B. La limitation des préjudices matériels et moraux
La société réclamait une indemnisation au titre de la perte de chance de développer son activité. La cour rejette cette demande par adoption des motifs des premiers juges, qui avaient estimé que la perte de chance n’était pas établie. En matière de responsabilité administrative, la perte de chance suppose que la faute ait privé la victime d’une chance sérieuse et raisonnable de réaliser un gain ou d’éviter une perte. Ici, la société n’a pas démontré en quoi l’illégalité du refus aurait compromis une telle chance.

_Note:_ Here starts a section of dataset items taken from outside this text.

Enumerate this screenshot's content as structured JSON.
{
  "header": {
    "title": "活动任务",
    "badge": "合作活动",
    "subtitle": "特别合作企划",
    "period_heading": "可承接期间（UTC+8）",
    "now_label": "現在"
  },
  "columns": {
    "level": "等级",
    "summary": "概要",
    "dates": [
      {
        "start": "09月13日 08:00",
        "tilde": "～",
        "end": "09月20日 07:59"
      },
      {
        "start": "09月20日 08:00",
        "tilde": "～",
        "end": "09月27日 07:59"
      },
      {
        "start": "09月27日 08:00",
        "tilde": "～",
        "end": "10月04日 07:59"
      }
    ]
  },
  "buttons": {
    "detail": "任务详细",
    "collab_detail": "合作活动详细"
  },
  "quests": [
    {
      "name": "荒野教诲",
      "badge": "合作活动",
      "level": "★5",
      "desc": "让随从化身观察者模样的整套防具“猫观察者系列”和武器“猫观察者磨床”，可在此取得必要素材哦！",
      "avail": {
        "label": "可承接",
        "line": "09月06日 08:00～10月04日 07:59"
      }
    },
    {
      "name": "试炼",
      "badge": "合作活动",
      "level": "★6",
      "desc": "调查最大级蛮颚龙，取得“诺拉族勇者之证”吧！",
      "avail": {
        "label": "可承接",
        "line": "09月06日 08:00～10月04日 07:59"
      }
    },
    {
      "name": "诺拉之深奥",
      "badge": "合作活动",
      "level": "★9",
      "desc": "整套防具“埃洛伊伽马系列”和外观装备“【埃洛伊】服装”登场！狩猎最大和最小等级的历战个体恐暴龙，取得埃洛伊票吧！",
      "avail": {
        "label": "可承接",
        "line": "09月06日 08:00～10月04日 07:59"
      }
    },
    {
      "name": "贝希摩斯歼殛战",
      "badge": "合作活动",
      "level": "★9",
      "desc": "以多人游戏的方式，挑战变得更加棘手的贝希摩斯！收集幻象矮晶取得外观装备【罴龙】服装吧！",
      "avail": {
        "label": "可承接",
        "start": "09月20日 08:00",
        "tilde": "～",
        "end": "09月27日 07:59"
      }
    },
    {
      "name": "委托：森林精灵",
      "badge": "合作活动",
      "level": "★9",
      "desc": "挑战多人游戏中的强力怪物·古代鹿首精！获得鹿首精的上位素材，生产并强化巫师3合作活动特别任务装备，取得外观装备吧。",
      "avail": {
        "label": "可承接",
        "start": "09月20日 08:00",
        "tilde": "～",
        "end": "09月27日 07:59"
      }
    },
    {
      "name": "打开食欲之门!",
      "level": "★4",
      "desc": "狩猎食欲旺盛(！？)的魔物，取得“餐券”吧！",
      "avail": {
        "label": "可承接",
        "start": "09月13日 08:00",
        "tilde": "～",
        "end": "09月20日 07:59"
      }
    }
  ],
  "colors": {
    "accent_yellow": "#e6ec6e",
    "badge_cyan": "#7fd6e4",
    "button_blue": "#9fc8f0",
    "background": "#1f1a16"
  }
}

S’agissant des frais de justice, la cour rappelle le principe selon lequel, lorsque l’intéressé a été partie à l’instance, « la part de son préjudice correspondant à des frais non compris dans les dépens est réputée intégralement réparée par la décision que prend le juge dans l’instance en cause ». Ayant déjà bénéficié de l’article L. 761‑1 du code de justice administrative dans plusieurs instances, la société ne peut obtenir une indemnisation supplémentaire.
Enfin, sur le préjudice moral, la cour estime que la somme de 10 000 euros allouée par le tribunal est suffisante, « le préjudice moral subi par la société requérante en raison de l’illégalité fautive de l’arrêté du 21 septembre 2015 […] n’excèderait pas la somme de 10 000 euros fixée par les premiers juges ». Ce montant, modeste, témoigne de l’appréciation souveraine des juges du fond, que la cour d’appel confirme en l’absence d’erreur manifeste. La requête est donc rejetée en toutes ses conclusions.